Leaking SCOTUS opinions
Mark Graber provides some useful historical context in regard to justices leaking their opinions prior to official publication. This happened regularly back in the day, including most notably the fact that James Buchanan was told about the outcome of Dred Scott well before the opinion was public (If I had to bet on it I’d wager that Alito leaked his draft opinion, or rather had one of his button men do it — the justices have a lot of buffers — in order to cut off Roberts from continuing to pressure Kavanaugh and ACB to defect to John Roberts’s Basketful of Puppies Fake Minimalism Judicial Playland.)
The Republic did not fall, teeter, or even flinch when justices leaked information. The impact of leaking was considerably to the right of the decimal point. Leak or no leak, Democrats were thrilled that the Supreme Court was willing to take the lead resolving whether Congress could ban slavery in the territories. Abraham Lincoln did not need evidence of the correspondence between Buchanan, Catron and Grier to claim a conspiracy to nationalize slavery between Democratic elected officials and Democrats on the Supreme Court during his debates with Stephen Douglas. The judicial leaks in the Prize Cases confirmed what many of the justices had been saying about the blockade in their capacity as federal circuit judges and in their private correspondence (which was often public). The leaks in Milligan gave some members of Congress a little more time to think about how to operate Reconstruction with a Supreme Court not fond of martial rule.
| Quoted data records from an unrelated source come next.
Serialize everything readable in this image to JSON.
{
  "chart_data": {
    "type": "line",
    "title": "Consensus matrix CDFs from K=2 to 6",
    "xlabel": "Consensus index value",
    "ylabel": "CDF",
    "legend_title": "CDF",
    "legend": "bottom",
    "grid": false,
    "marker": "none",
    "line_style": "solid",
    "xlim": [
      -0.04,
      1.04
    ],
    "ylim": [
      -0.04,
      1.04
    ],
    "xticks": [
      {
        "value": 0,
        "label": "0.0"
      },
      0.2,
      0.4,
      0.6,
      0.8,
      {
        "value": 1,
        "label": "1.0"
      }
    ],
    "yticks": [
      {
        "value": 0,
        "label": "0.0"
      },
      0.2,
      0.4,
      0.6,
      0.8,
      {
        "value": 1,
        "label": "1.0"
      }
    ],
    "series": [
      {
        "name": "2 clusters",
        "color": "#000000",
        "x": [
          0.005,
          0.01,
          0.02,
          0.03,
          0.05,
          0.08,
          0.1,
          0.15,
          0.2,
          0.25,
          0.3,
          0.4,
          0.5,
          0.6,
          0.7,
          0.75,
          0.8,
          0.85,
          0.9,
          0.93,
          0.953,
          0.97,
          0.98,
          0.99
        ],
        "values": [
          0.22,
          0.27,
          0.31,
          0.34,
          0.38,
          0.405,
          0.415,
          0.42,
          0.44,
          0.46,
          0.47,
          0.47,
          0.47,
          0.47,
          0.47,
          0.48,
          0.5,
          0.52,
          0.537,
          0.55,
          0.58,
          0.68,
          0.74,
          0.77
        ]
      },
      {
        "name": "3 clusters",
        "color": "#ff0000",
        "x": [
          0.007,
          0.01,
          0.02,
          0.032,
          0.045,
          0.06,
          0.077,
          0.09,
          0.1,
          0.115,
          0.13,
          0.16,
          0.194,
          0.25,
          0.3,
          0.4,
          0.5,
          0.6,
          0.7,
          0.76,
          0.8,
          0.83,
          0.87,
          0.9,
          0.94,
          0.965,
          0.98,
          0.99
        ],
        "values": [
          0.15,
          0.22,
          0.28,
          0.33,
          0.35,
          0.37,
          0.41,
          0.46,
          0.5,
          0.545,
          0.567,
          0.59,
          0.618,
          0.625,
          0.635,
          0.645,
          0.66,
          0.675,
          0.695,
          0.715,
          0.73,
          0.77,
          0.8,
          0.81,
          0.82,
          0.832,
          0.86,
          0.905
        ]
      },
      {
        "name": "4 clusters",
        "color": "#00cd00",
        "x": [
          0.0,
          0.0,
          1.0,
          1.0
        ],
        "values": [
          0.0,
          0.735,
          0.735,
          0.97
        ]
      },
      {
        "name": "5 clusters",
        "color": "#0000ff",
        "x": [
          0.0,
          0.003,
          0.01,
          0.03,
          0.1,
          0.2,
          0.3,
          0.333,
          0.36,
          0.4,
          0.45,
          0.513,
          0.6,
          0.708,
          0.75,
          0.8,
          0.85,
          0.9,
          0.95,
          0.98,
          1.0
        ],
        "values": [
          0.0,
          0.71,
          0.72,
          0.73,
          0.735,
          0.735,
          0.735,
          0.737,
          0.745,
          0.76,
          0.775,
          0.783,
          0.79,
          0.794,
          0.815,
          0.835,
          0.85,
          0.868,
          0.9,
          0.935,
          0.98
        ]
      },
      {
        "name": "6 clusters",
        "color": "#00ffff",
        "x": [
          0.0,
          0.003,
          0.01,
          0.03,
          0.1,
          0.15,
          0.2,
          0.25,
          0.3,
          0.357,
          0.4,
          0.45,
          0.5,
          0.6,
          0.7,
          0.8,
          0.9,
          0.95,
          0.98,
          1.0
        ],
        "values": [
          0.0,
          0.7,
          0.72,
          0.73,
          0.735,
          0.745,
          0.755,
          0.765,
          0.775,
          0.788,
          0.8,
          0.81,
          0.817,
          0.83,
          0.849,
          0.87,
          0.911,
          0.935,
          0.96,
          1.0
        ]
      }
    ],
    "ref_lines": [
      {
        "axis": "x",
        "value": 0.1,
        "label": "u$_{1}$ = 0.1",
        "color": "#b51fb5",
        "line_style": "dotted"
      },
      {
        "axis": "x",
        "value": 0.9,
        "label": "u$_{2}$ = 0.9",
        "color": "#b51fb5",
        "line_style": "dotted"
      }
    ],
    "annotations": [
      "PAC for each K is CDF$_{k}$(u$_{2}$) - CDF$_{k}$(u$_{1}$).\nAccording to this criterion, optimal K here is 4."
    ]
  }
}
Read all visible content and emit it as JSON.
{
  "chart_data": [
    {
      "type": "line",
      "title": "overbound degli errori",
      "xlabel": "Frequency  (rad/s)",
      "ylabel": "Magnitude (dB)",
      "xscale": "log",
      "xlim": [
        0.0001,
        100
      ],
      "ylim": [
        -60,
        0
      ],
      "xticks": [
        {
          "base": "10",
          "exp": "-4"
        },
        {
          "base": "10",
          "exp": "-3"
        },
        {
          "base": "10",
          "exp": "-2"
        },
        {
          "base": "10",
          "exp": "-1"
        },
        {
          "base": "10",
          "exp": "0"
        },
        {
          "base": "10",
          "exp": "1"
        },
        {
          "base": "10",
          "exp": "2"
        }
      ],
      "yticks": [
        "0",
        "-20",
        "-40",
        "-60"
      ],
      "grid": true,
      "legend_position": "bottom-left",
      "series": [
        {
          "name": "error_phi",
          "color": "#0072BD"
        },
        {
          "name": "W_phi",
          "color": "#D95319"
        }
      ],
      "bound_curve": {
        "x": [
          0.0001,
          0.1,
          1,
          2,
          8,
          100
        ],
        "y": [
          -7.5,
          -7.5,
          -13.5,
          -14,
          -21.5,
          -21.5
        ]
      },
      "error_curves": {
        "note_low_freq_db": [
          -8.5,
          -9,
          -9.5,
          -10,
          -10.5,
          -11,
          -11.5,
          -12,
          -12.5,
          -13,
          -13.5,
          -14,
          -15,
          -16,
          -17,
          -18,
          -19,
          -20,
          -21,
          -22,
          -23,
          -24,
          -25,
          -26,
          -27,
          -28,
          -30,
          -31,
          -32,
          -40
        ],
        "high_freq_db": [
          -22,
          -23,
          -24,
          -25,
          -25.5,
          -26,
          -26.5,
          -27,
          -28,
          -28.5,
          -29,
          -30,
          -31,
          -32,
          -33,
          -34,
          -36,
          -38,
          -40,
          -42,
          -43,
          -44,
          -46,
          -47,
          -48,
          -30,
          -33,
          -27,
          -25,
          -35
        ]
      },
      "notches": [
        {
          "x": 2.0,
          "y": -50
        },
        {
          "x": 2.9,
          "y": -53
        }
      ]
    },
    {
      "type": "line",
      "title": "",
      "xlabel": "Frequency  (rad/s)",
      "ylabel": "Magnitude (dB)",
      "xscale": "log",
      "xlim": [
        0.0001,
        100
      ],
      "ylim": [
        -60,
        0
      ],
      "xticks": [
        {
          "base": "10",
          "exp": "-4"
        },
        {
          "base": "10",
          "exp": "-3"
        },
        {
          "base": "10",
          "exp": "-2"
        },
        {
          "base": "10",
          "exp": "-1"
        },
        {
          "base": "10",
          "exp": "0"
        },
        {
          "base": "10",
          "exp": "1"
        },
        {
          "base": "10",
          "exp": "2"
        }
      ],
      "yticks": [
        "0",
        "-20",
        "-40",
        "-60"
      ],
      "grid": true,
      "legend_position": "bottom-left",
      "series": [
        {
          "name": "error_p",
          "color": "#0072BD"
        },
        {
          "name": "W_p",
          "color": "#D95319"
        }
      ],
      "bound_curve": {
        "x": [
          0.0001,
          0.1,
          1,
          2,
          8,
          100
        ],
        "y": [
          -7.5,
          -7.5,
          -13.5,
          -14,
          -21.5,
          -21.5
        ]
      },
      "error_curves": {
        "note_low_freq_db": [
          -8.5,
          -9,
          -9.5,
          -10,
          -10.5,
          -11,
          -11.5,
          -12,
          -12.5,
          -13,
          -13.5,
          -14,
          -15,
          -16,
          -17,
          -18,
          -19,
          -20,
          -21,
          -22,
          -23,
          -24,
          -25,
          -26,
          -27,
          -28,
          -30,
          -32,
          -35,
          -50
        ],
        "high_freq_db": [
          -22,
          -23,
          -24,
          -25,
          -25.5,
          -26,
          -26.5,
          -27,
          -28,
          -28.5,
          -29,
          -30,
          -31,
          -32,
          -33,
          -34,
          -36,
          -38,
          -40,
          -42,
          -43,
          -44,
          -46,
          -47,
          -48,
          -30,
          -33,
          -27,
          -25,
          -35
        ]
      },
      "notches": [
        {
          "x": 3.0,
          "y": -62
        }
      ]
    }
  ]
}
This history suggests that the leak of the majority opinion in Dobbs is far more analogous to a leak of the NCAA basketball tournament brackets than a leak of sensitive national security information. There was a serious breach of confidence. A big media show was ruined, whether that show be “Selection Sunday” or “Last Opinion Day in June.” Nevertheless, no vital secrets were revealed. Alito’s opinion looks like every other opinion he has ever written on major subjects. There are no surprises. The justices can continue to discuss the merits and demerits of that opinion unabated. At most, the general public learned in the beginning of May what they would have otherwise learned at the end of June. Just as the real issue in Dred Scott is that Grier voted to grant slaveholders a right to bring their human property into the territories, so the issue in Dobbs is whether the justices will uphold or violate fundamental constitutional and human rights by declaring that states are constitutionally empowered to prohibit abortion.
This is obviously correct, and just a touch of historical context makes the histrionics about Alito leaking his own opinion ahead of time look especially ridiculous. Check out this lede from Joan Biskupic:
The US Supreme Court‘s legitimacy has been deeply pierced, and it may never recover its stature in the eyes of America.
What’s particularly funny about this is that Biskupic was a recipient of the same leak I got from inside the Court about Roberts’s switching his vote in the ACA case — indeed she wrote a whole book about it — and the Republic did not teeter when she revealed this (Well it did but not because of that).
The Supreme Court is a thoroughly political institution, and — key point here — there’s no possible way it couldn’t be, given the structure of our political institutions. The less obscurantist priestcraft surrounding it the better.